More than 97% of the clubs voted for governance change put forward by the WRU at an extraordinary general meeting in Port Talbot.
The changes will now set to be completed by the end of 2023.
"The important thing is it's a positive starting point," said Walker.
The changes will now allow the doubling of independent members (INEDs) on the board from three to six.
This includes the introduction of an independent WRU chair for the first time, alongside the PRB chair in addition to four separate independent members.
The rise of independent members means the number of elected national or district members will be halved from eight to four.
"I said before today's meeting it was impossible to overhype an event such as the one we had today," added Walker.
"We simply had to vote for change otherwise the future of Welsh rugby was in doubt.
"The feelings and emotions at the moment are one of relief rather than jubilation or joy; I suspect that will come. But also we know this is not the end of it, this is where the hard work starts.
"We have to repay the faith the clubs have shown in us today. 97% of clubs voted for change and the proposal that was on the table and we are delighted about that.
"But we recognise now we have got to back up the words with actions."
The WRU will now attempt to redress the gender imbalance, with an ambition that at least five of the 12 board members are women, including one of the top two jobs - the chief executive or chair.
Catherine Read, one of the three independent non-exec directors alongside PRB chair Malcolm Wall and Henry Engelhardt, is currently the only female member of the 12-strong board.
"We have said it's an aspiration to have five women on the board," added Walker.
"We have engaged a head-hunter in that search and as a man I would not be arrogant enough to suggest we won't have enough good women putting themselves forward so we are very hopeful.
"It maybe a journey and we may get to three women, then four and five and then six or seven.
"The important things is the organisation is open to change and wants to be welcoming to people of all persuasions, both genders, social class, religion and everything. That is what we want Welsh rugby to be.
"It's taken too long and the warning signs have been there for quite some time and they have been ignored.
"We had a real wake-up call and responded and the membership has voted emphatically for change. Now it's our job to make sure that change is enacted."
Former Professional Rugby Board (PRB) chair Amanda Blanc stepped down from that role and the WRU Board in November 2021 after saying she experienced misogyny at the organisation.
Aviva Group CEO Blanc has said she was not listened to at the WRU.
When asked whether somebody of that stature could return, Walker replied: "The lines of communication have always been open.
"It is not my decision to make for her as either a potential chair and CEO, but I'm sure that thought will have crossed many people's minds."

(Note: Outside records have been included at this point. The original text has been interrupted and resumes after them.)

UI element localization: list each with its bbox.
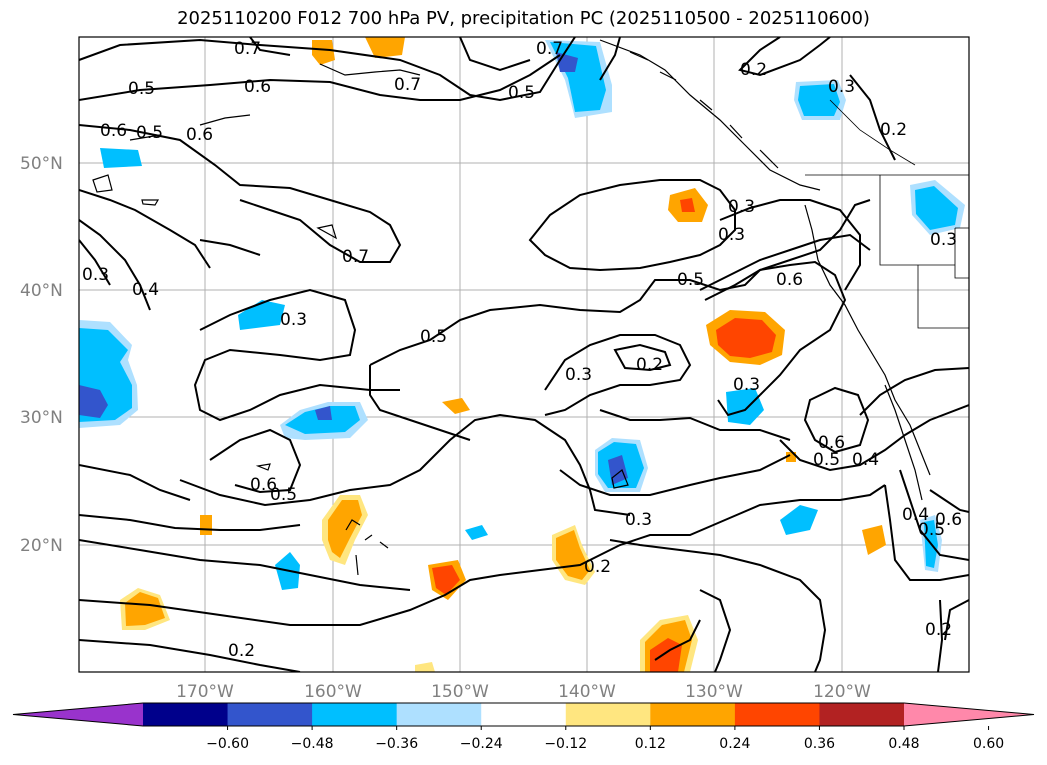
- colorbar-tick-label: 0.60: [973, 736, 1004, 752]
- contour-label: 0.6: [100, 121, 127, 141]
- colorbar-segment: [481, 703, 567, 726]
- map-frame: [78, 36, 970, 673]
- lon-label: 120°W: [813, 682, 871, 702]
- contour-label: 0.5: [918, 520, 945, 540]
- contour-label: 0.4: [852, 450, 879, 470]
- contour-label: 0.5: [420, 327, 447, 347]
- longitude-labels: 170°W 160°W 150°W 140°W 130°W 120°W: [176, 682, 871, 702]
- colorbar-tick-label: −0.36: [375, 736, 418, 752]
- colorbar-tick-label: −0.60: [206, 736, 249, 752]
- lon-label: 160°W: [304, 682, 362, 702]
- contour-label: 0.3: [733, 375, 760, 395]
- lat-label: 40°N: [20, 281, 63, 301]
- colorbar-tick-label: 0.36: [804, 736, 835, 752]
- contour-label: 0.5: [813, 450, 840, 470]
- lon-label: 130°W: [685, 682, 743, 702]
- colorbar-tick-label: 0.12: [635, 736, 666, 752]
- contour-label: 0.3: [718, 225, 745, 245]
- contour-label: 0.5: [136, 123, 163, 143]
- colorbar-outline: [12, 702, 1035, 727]
- lon-label: 140°W: [558, 682, 616, 702]
- contour-label: 0.5: [677, 270, 704, 290]
- contour-label: 0.3: [625, 510, 652, 530]
- colorbar-tick-label: −0.12: [544, 736, 587, 752]
- contour-labels: 0.7 0.6 0.7 0.5 0.7 0.5 0.2 0.3 0.5 0.6 …: [82, 39, 962, 661]
- contour-label: 0.7: [394, 75, 421, 95]
- map-background: [79, 37, 969, 672]
- lat-label: 50°N: [20, 154, 63, 174]
- contour-label: 0.3: [82, 265, 109, 285]
- colorbar-segment: [312, 703, 398, 726]
- lon-label: 150°W: [431, 682, 489, 702]
- contour-label: 0.2: [636, 355, 663, 375]
- colorbar: −0.60 −0.48 −0.36 −0.24 −0.12 0.12 0.24 0.36 0.4…: [12, 702, 1035, 752]
- borders: [805, 99, 969, 329]
- colorbar-tick-label: 0.24: [719, 736, 750, 752]
- colorbar-tick-label: −0.24: [460, 736, 503, 752]
- colorbar-tick-label: 0.48: [888, 736, 919, 752]
- coastlines: [92, 39, 931, 576]
- contour-label: 0.2: [740, 60, 767, 80]
- contour-label: 0.7: [234, 39, 261, 59]
- contour-label: 0.2: [228, 641, 255, 661]
- contour-label: 0.6: [935, 510, 962, 530]
- contour-label: 0.2: [880, 120, 907, 140]
- contour-label: 0.3: [565, 365, 592, 385]
- contour-label: 0.3: [930, 230, 957, 250]
- contour-label: 0.4: [902, 505, 929, 525]
- contour-label: 0.6: [244, 77, 271, 97]
- colorbar-segment: [143, 703, 229, 726]
- contour-label: 0.3: [728, 197, 755, 217]
- contour-label: 0.7: [536, 39, 563, 59]
- lat-label: 30°N: [20, 408, 63, 428]
- contour-label: 0.4: [132, 280, 159, 300]
- contour-label: 0.3: [280, 310, 307, 330]
- latitude-labels: 50°N 40°N 30°N 20°N: [20, 154, 63, 556]
- contour-label: 0.2: [584, 557, 611, 577]
- colorbar-extend-min: [13, 703, 143, 726]
- contour-label: 0.3: [828, 77, 855, 97]
- contour-label: 0.6: [186, 125, 213, 145]
- contour-label: 0.5: [128, 79, 155, 99]
- contour-label: 0.5: [508, 83, 535, 103]
- colorbar-segment: [396, 703, 482, 726]
- map-title: 2025110200 F012 700 hPa PV, precipitatio…: [177, 8, 870, 29]
- colorbar-extend-max: [904, 703, 1034, 726]
- contour-label: 0.6: [250, 475, 277, 495]
- contour-label: 0.6: [818, 433, 845, 453]
- pv-contours: [79, 37, 969, 672]
- contour-label: 0.5: [270, 485, 297, 505]
- contour-label: 0.7: [342, 247, 369, 267]
- colorbar-segment: [819, 703, 905, 726]
- colorbar-segment: [734, 703, 820, 726]
- contour-label: 0.2: [925, 620, 952, 640]
- colorbar-segment: [650, 703, 736, 726]
- lat-label: 20°N: [20, 536, 63, 556]
- colorbar-segment: [565, 703, 651, 726]
- colorbar-segment: [227, 703, 313, 726]
- lon-label: 170°W: [176, 682, 234, 702]
- colorbar-tick-label: −0.48: [291, 736, 334, 752]
- contour-label: 0.6: [776, 270, 803, 290]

The latest board proposals came in the wake of a catalogue of damaging allegations that saw chief executive Steve Phillips resign.
His interim replacement, Walker, was forced to appear before a Senedd hearing following a BBC Wales Investigates programme that provided allegations of sexism and misogyny within the governing body.
The WRU is still being investigated by an independent taskforce led by former judge Dame Anne Rafferty concerning the culture within the organisation.
When asked whether he thought Welsh rugby is currently institutionally sexist and misogynistic, Walker added: "I'm not going to make a judgement on that.
"We've got a review which is underway and I'm sure Dame Anne Rafferty and the panel will come to a view on that.
"If that's the view we have to accept it and move forward. It's not for me to say.
"We are not the only organisation in this country at the moment who are going through these things.
"If it is identified that we have issues in that regard we have already given and undertaken to implement the recommendations in full."
One contributor at the EGM stated Welsh rugby was the laughing stock of world rugby, but insisted the blame should be laid at the WRU hierarchy and not the clubs.
"It was a comment well made," added Walker.
"We aren't ducking responsibility, we are responsible for running this organisation.
"We have not done as well as we could have in a number of areas. Now is the time for change."
The first step will be try to recruit the independent chair with Walker confident the WRU can achieve the deadline of 31 December, 2023 to enact the changes.
Once the new chair is appointed, current incumbent Ieuan Evans will step down and a permanent chief executive will be recruited.
Walker was asked whether he would like the role full-time.
"I haven't even given that a thought," added Walker.
"I've all the things I'm thinking about, how long I am interim CEO is not one of them.
"It may sound twee, but it is bigger than any one person, it is about the game as a whole."
Evans was reflective on being voted out of his chair role.
"I loudly applaud them for voting me out of office," added Evans.
"I have no doubt there will be people who want to become the new independent chair of the WRU.
"We are fortunate in Wales. Sometimes we take it too lightly at how significant a role Welsh rugby and the WRU plays in Welsh life.
"It is embedded in our DNA and plays such an important role in our civic and social lives.
"I feel this is a wonderful opportunity for a person with drive, enthusiasm and skill set to play a massive role in our future."